TOKYO, Apr 20 (Reuters) The dollar limped up on Thursday but was smarting near seven-month lows against the euro and the pound after the Federal Reserve signalled this week that a two-year campaign of raising short-term rates was nearly over.
The dollar also took a hit after the currency's long-standing troubles -- the record U.S. trade deficit -- were thrown into the spotlight by the International Monetary Fund, which said the dollar needed to fall significantly to correct global imbalances.
But Chinese President Hu Jintao helped soothe any worries about greater yuan strength or flexibility against the dollar during his trip to the United States this week, saying the yuan was not ready for a drastic change in value.
The outlook for central banks and short-term rates is still the dominant factor in currency markets, with the Fed's change of tone driving the dollar down more than 2 percent against the euro so far this week, taking losses for the year to 4.5 percent.
''Any correction in the dollar is going to be very limited,'' said Sharada Selvanathan, currency strategist at BNP Paribas in Singapore.
The minutes of the Fed's March meeting said that many central bankers felt they were nearly done tightening policy and recognised the risk of pushing rates up too far.
San Francisco Fed President Janet Yellen said in an interview with CNBC that growth was expected to slow and with inflation contained, the Fed was pretty close to taking a break.

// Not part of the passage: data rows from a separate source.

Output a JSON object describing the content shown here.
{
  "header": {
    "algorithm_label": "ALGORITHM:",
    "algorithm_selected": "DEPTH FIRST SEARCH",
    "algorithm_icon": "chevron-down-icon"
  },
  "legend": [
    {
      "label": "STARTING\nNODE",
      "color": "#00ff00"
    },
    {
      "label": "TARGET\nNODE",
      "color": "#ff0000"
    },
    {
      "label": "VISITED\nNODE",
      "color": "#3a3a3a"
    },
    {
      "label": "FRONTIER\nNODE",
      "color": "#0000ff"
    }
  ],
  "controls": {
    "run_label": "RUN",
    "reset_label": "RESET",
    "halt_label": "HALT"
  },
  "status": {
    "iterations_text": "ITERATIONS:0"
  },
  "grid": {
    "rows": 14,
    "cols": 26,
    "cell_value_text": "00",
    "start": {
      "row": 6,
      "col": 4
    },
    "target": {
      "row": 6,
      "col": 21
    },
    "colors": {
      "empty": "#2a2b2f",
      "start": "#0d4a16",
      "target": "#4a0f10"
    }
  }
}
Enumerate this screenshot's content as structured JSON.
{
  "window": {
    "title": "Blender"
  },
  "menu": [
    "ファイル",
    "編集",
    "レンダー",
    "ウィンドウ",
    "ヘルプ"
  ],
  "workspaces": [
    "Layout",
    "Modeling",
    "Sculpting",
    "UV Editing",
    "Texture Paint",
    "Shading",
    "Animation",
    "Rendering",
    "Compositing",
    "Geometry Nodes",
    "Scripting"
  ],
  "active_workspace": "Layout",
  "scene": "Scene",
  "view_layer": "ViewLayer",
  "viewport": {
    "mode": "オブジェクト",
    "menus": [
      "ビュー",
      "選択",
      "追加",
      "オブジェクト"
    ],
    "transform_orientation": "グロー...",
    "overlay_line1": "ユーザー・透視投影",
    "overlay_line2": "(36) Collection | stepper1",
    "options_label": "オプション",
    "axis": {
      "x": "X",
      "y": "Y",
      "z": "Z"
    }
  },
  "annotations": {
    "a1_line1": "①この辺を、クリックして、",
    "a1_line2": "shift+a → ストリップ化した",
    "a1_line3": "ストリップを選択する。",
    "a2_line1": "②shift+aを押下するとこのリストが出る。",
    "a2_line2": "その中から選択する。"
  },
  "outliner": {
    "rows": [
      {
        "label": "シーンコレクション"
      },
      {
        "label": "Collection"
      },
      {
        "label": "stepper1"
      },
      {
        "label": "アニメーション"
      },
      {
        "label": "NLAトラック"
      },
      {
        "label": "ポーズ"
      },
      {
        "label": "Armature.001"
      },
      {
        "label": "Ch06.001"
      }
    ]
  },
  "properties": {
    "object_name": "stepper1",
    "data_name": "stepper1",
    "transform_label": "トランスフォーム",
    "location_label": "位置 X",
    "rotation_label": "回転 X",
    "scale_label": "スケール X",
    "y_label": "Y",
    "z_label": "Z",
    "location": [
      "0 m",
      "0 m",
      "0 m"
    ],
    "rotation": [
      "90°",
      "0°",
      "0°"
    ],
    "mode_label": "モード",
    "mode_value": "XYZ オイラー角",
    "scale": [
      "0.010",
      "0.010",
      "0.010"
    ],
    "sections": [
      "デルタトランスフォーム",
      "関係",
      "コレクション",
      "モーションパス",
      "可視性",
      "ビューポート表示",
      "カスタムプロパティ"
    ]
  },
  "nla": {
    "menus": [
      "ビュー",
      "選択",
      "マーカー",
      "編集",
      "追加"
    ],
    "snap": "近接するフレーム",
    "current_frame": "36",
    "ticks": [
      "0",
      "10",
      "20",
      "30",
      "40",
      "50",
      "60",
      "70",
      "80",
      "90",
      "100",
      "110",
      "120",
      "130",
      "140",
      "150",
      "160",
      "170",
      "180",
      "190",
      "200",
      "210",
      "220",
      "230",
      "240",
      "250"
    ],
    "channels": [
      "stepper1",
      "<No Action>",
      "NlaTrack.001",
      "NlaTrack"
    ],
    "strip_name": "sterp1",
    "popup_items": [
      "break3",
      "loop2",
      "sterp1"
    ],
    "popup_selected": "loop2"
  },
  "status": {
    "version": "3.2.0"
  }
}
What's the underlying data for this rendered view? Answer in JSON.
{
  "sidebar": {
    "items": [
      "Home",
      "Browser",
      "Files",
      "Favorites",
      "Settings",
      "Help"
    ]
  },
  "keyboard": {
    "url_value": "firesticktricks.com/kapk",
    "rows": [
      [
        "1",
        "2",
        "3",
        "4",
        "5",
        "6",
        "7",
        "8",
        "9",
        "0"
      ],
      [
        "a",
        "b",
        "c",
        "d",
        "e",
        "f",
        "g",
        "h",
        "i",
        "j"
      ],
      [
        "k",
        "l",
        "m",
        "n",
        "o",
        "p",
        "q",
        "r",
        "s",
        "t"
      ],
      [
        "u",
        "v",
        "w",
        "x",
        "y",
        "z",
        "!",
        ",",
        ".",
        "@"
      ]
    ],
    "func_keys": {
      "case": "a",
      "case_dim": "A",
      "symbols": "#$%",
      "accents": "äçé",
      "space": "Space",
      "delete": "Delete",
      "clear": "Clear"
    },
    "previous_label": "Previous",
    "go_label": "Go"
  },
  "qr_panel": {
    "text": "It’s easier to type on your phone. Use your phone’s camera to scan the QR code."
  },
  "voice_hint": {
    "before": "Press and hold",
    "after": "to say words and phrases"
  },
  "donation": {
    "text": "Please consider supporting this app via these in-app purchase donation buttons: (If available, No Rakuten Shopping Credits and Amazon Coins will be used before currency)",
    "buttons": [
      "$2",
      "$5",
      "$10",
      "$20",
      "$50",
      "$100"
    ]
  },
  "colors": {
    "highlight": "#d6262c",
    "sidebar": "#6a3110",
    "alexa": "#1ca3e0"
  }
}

The central bank is still widely expected to raise rates to 5 percent at its next policy meeting in May but then take a break from the string of credit tightening launched in June 2004, when the fed funds rate was at a half-century low of 1 percent.
Even a surprisingly big pickup in the March core consumer price index did little to shake expectations of a near-term Fed pause.
''The market seems unfazed by the CPI data. Sentiment has already shifted and is more positive on the euro,'' Selvanathan said.
With the European Central Bank seen raising short-term rates to 3 percent or possibly higher this year and the Bank of Japan expected to push rates up from zero sometime in the third quarter, the dollar's rate advantage is seen eroding.
In early Asian trade, the euro slipped to $1.2355, down from $1.2385 late in New York trade and a peak of $1.2395 -- the highest since last September. The pound edged down to $1.7895 from a high of $1.7937 the previous session.
Against the Japanese currency, the euro pulled back to 145.15 yen from a lifetime high of 145.44 on electronic trading platform EBS.
Compared with theoretical prices from before the euro's official launch in 1999, the single currency is at the highest against the yen since October 1998.
The broad weakness of the Japanese currency has limited the dollar's losses. The dollar changed hands at 117.45 yen, down only slightly for the year.
The yen has suffered despite Japan's solid economic expansion and emergence from deflation that has stirred expectations the BOJ will start to raise rates from zero for the first time in six years, possibly as soon as July.
On Thursday the Reuters tankan survey showed business confidence jumped in April to the highest since the survey began in June 1998. The headline diffusion index for manufacturers rose to plus 34 from plus 25 in March.